WASHINGTON, April 26 (UPI) -- The U.S. economic engine is pushing forward full steam ahead, or it appears at first blush, and the unexpectedly quick turnaround in the world's largest economy is expected to bolster global growth. And Japan is seen by some economists to post some of the biggest gains, thanks to the U.S. rebound.
Others, however, caution that while the Japanese economy could benefit from the recovery in the United States, it is likely to help only in the near-term and actually lead to Japan falling further in a downward spiral in the long run.
The downturn in the U.S. economy had hit Japan particularly hard, as Japan continued to be mired in its 12-year-long economic downturn, whilst the country's exporters saw demand for products overseas shrink rapidly as well.
But with the Commerce Department reporting early Friday that the growth rate for U.S. gross domestic product rose to 5.8 percent in the first quarter, marking the strongest growth since the fourth quarter of 1999, some analysts foresee an economic turnaround in other countries, especially Japan. Yet others point out that Japan trying to export its way out of a recession would be harmful to the country in the long run.
"The U.S. recovery doesn't bode well for Japan in the long-term, " said David Hale, chief global economist at Zurich Financial Services based in Chicago.
Even before the latest GDP figures were released, the Japanese government repeatedly stated that the U.S. economic recovery was particularly helpful in pushing Japanese exports back up again.
In its monthly economic report released earlier this month, Japan's Cabinet Office stated that the economy shows "some bright spots," largely in the export market.
"The outlook remains uncertain as it depends on the pace of the U.S. economic recovery and the speed of structural reforms in our country. But I think the manufacturing sector is recovering and capital spending may increase," said the Bank of Japan's Gov. Masaru Hayami also earlier in April. He added that the economy could pick up by the second half of the current fiscal year beginning September.
Since it became clear earlier this year that the United States was recovering far more quickly from the shock of the Sept. 11 terrorist attacks which took place when the economy was in recession, the greenback has been close to its highest levels over the past ten years. While the dollar's strength has dipped slightly over the past few weeks, as unease about the situation in the Middle East as well as concerns about rising oil prices heightened, the currency still remains relatively high against the Japanese yen.
The weakening of the yen has been openly welcomed by Japanese government officials, who have in recent weeks taken great pains to keep talking down the country's currency. A weaker yen makes Japanese exports cheaper and thus more competitive overseas.

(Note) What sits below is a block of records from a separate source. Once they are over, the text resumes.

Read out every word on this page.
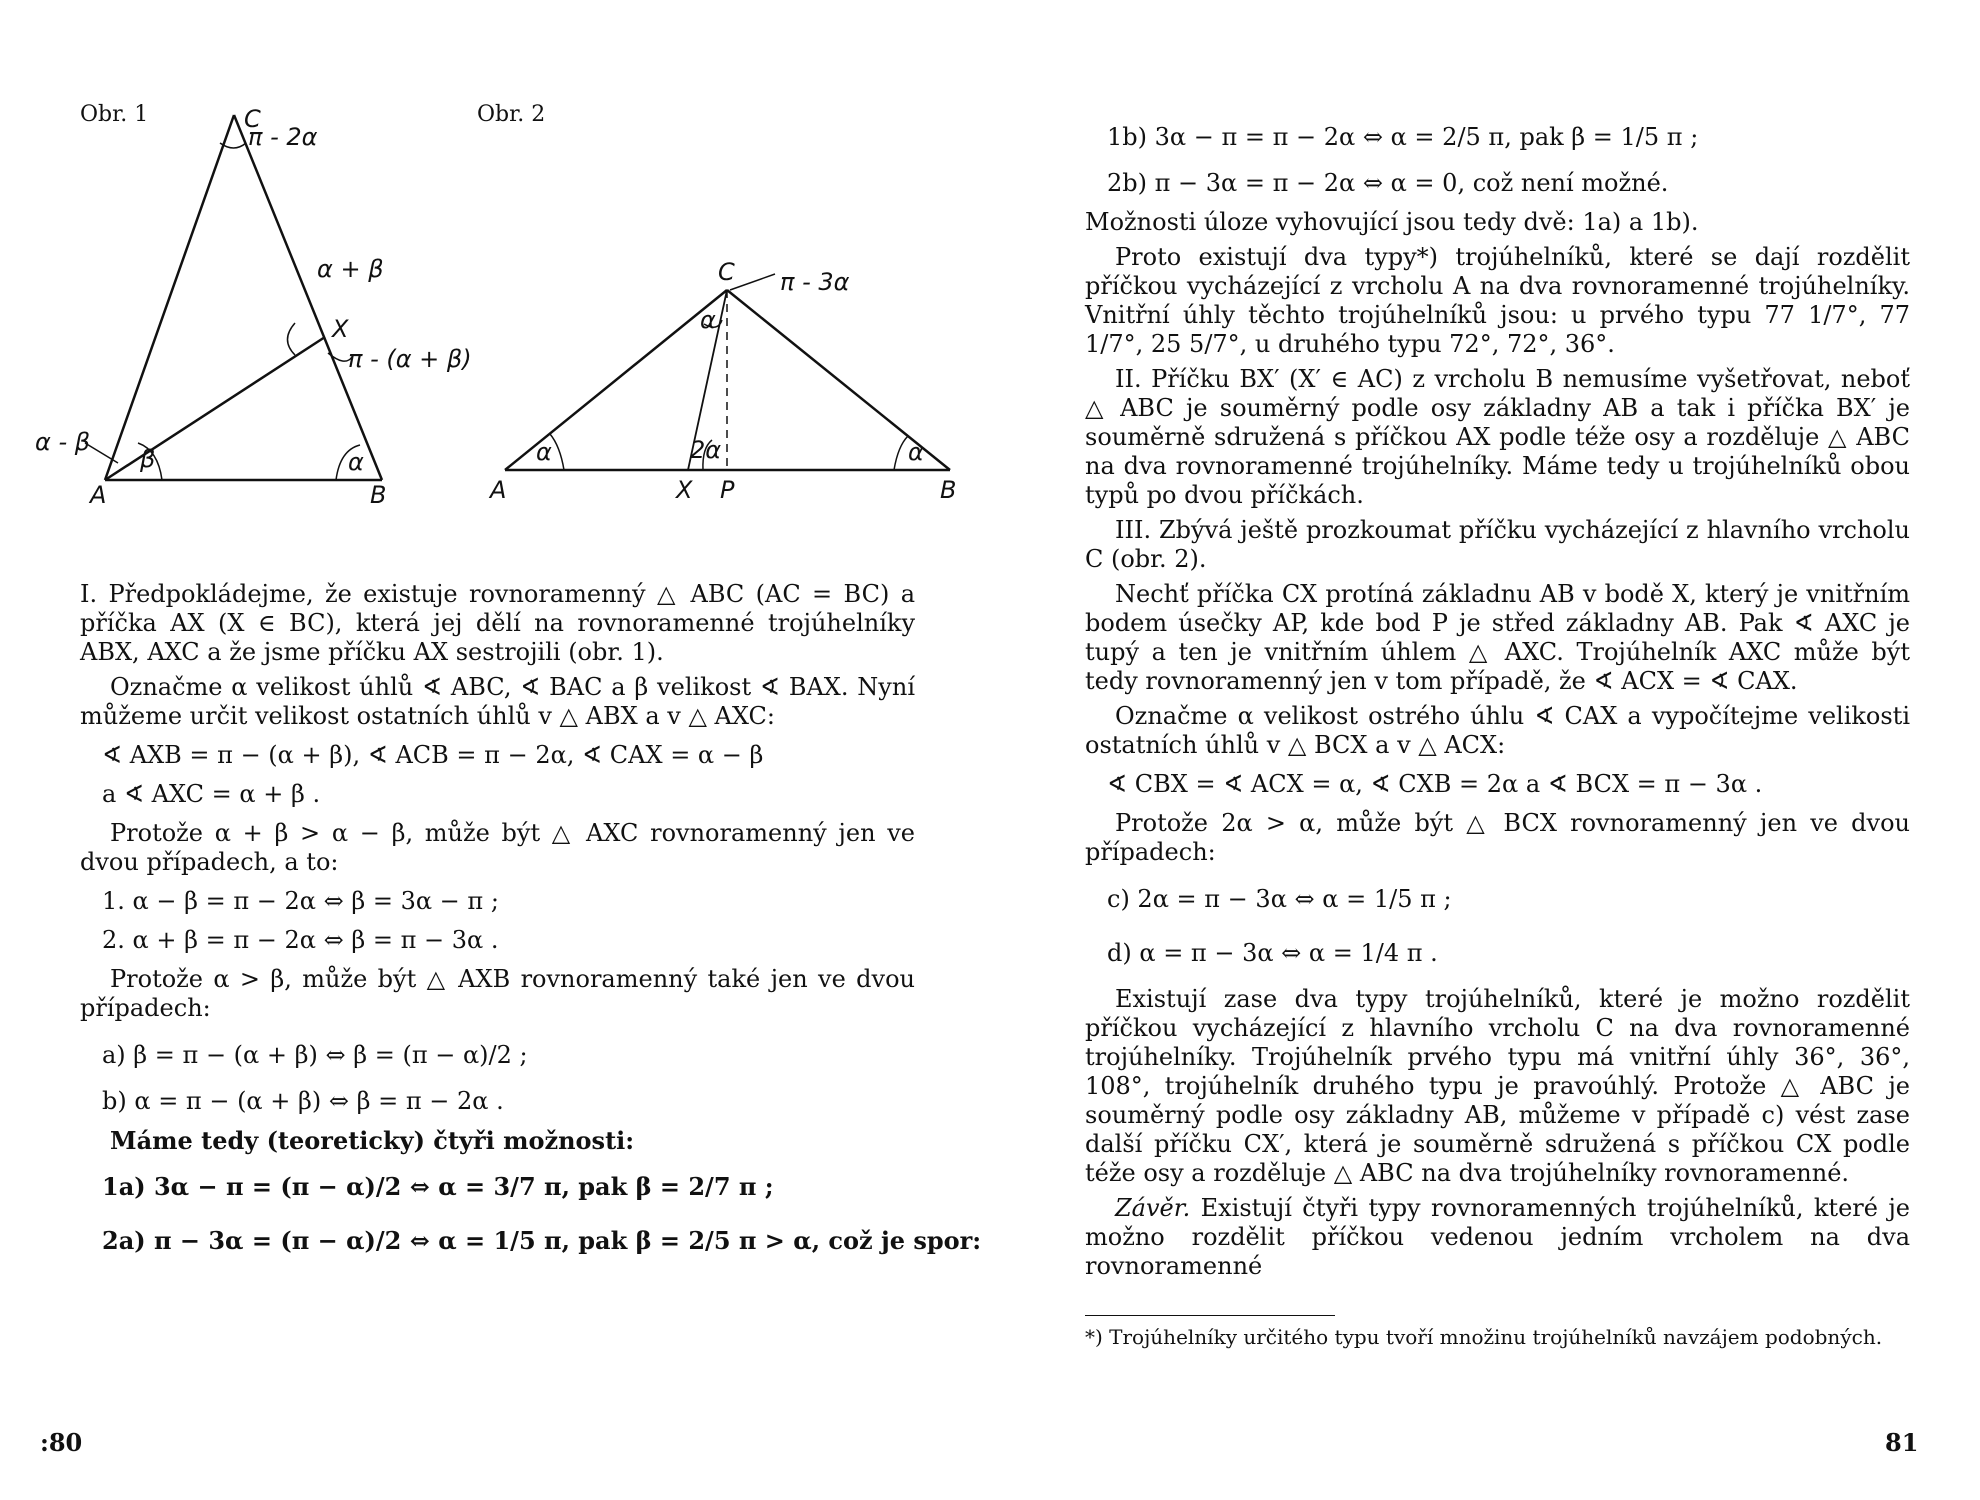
Obr. 1	Obr. 2
C
A	B
X
π - 2α
α + β
π - (α + β)
α - β
β	α
C
A	B
X P
π - 3α
α
2α
α	α

I. Předpokládejme, že existuje rovnoramenný △ ABC (AC = BC) a příčka AX (X ∈ BC), která jej dělí na rovnoramenné trojúhelníky ABX, AXC a že jsme příčku AX sestrojili (obr. 1).

Označme α velikost úhlů ∢ ABC, ∢ BAC a β velikost ∢ BAX. Nyní můžeme určit velikost ostatních úhlů v △ ABX a v △ AXC:

∢ AXB = π − (α + β), ∢ ACB = π − 2α, ∢ CAX = α − β
a ∢ AXC = α + β .

Protože α + β > α − β, může být △ AXC rovnoramenný jen ve dvou případech, a to:

1. α − β = π − 2α ⇔ β = 3α − π ;
2. α + β = π − 2α ⇔ β = π − 3α .

Protože α > β, může být △ AXB rovnoramenný také jen ve dvou případech:

a) β = π − (α + β) ⇔ β = (π − α)/2 ;
b) α = π − (α + β) ⇔ β = π − 2α .

Máme tedy (teoreticky) čtyři možnosti:

1a) 3α − π = (π − α)/2 ⇔ α = 3/7 π, pak β = 2/7 π ;
2a) π − 3α = (π − α)/2 ⇔ α = 1/5 π, pak β = 2/5 π > α, což je spor:
:80
1b) 3α − π = π − 2α ⇔ α = 2/5 π, pak β = 1/5 π ;
2b) π − 3α = π − 2α ⇔ α = 0, což není možné.

Možnosti úloze vyhovující jsou tedy dvě: 1a) a 1b).

Proto existují dva typy*) trojúhelníků, které se dají rozdělit příčkou vycházející z vrcholu A na dva rovnoramenné trojúhelníky. Vnitřní úhly těchto trojúhelníků jsou: u prvého typu 77 1/7°, 77 1/7°, 25 5/7°, u druhého typu 72°, 72°, 36°.

II. Příčku BX′ (X′ ∈ AC) z vrcholu B nemusíme vyšetřovat, neboť △ ABC je souměrný podle osy základny AB a tak i příčka BX′ je souměrně sdružená s příčkou AX podle téže osy a rozděluje △ ABC na dva rovnoramenné trojúhelníky. Máme tedy u trojúhelníků obou typů po dvou příčkách.

III. Zbývá ještě prozkoumat příčku vycházející z hlavního vrcholu C (obr. 2).

Nechť příčka CX protíná základnu AB v bodě X, který je vnitřním bodem úsečky AP, kde bod P je střed základny AB. Pak ∢ AXC je tupý a ten je vnitřním úhlem △ AXC. Trojúhelník AXC může být tedy rovnoramenný jen v tom případě, že ∢ ACX = ∢ CAX.

Označme α velikost ostrého úhlu ∢ CAX a vypočítejme velikosti ostatních úhlů v △ BCX a v △ ACX:

∢ CBX = ∢ ACX = α, ∢ CXB = 2α a ∢ BCX = π − 3α .

Protože 2α > α, může být △ BCX rovnoramenný jen ve dvou případech:

c) 2α = π − 3α ⇔ α = 1/5 π ;
d) α = π − 3α ⇔ α = 1/4 π .

Existují zase dva typy trojúhelníků, které je možno rozdělit příčkou vycházející z hlavního vrcholu C na dva rovnoramenné trojúhelníky. Trojúhelník prvého typu má vnitřní úhly 36°, 36°, 108°, trojúhelník druhého typu je pravoúhlý. Protože △ ABC je souměrný podle osy základny AB, můžeme v případě c) vést zase další příčku CX′, která je souměrně sdružená s příčkou CX podle téže osy a rozděluje △ ABC na dva trojúhelníky rovnoramenné.

Závěr. Existují čtyři typy rovnoramenných trojúhelníků, které je možno rozdělit příčkou vedenou jedním vrcholem na dva rovnoramenné

*) Trojúhelníky určitého typu tvoří množinu trojúhelníků navzájem podobných.
81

Such an advantageous position for Japanese exporters would certainly have been attacked by the United States only a decade ago, when Japan was seen as a major threat to U.S. industries. Admittedly, the U.S. Chamber of Commerce and the National Association of Purchasing Manufacturers have been pressing the Bush administration to talk down the dollar's rise.
For instance, car manufacturer Mazda Co. and game maker Nintendo Co. both cited last week that improved profit outlooks for the next six months, largely as a result of the weaker yen boosting profitability in the United States.
Yet, U.S. Treasury Secretary Paul O'Neill has maintained that a strong dollar is in the nation's interest, which some analysts have seen as one of the clearest indication that Japan is no longer the economic foe it once was.
That doesn't, however, mean that all nations are equally comfortable with Japan being able to export its way out of a recession. China and South Korea in particular have been frustrated by the continued weakening of the yen, as a sizeable amount of their own exports compete directly with Japanese products in the same overseas markets.
Still, none of the other Group of Seven industrialized nations have protested against the rise in Japanese exports, and in fact, the issue was not even raised at the latest G7 finance ministers' meeting last weekend.
"It is clear that there are downside risks from a weak yen. But a downturn in the Japanese economy overall is far worse," said the Organization for Economic Cooperation and Development's economic research director Val Koromzay.
Still, there is concern that exporting out of a recession is not sustainable, particularly as many economists fear that the U.S. economy is likely to drop considerably in the next quarter, given that the first quarter's rise was largely from a massive overhaul of inventories, often at cost or even at a loss, from the previous year.
Most analysts still broadly agree that fundamental structural reform is critical for Japan to ensure steady growth in the longer term, particularly in clearing out the banking system from its non-performing loans which have been snowballing since the collapse of the real estate and stock market bubble in 1990.
Others, however, are not so pessimistic and see Japan finally emerging out of the abyss once and for all.
"Japan is breaking its deflation spiral," said David Malpass, chief global economist at Bear Stearns. He pointed out that Japan is increasingly dependent on imports itself, and a weaker yen would inevitably mean that foreign companies selling products in Japan would push their prices up in order to make a profit when they repatriate their earnings back to their own countries.
"Already, we are seeing a rise in lumber prices. Agricultural products, too. Pretty soon, we'll see the Microsofts and the Fords of this world hiking their prices too to make a profit in Japan," Malpass said.
By breaking through the deflationary spiral, consumers will have more incentive to buy products before prices go up still further, thereby boosting consumer spending and overall GDP, he added.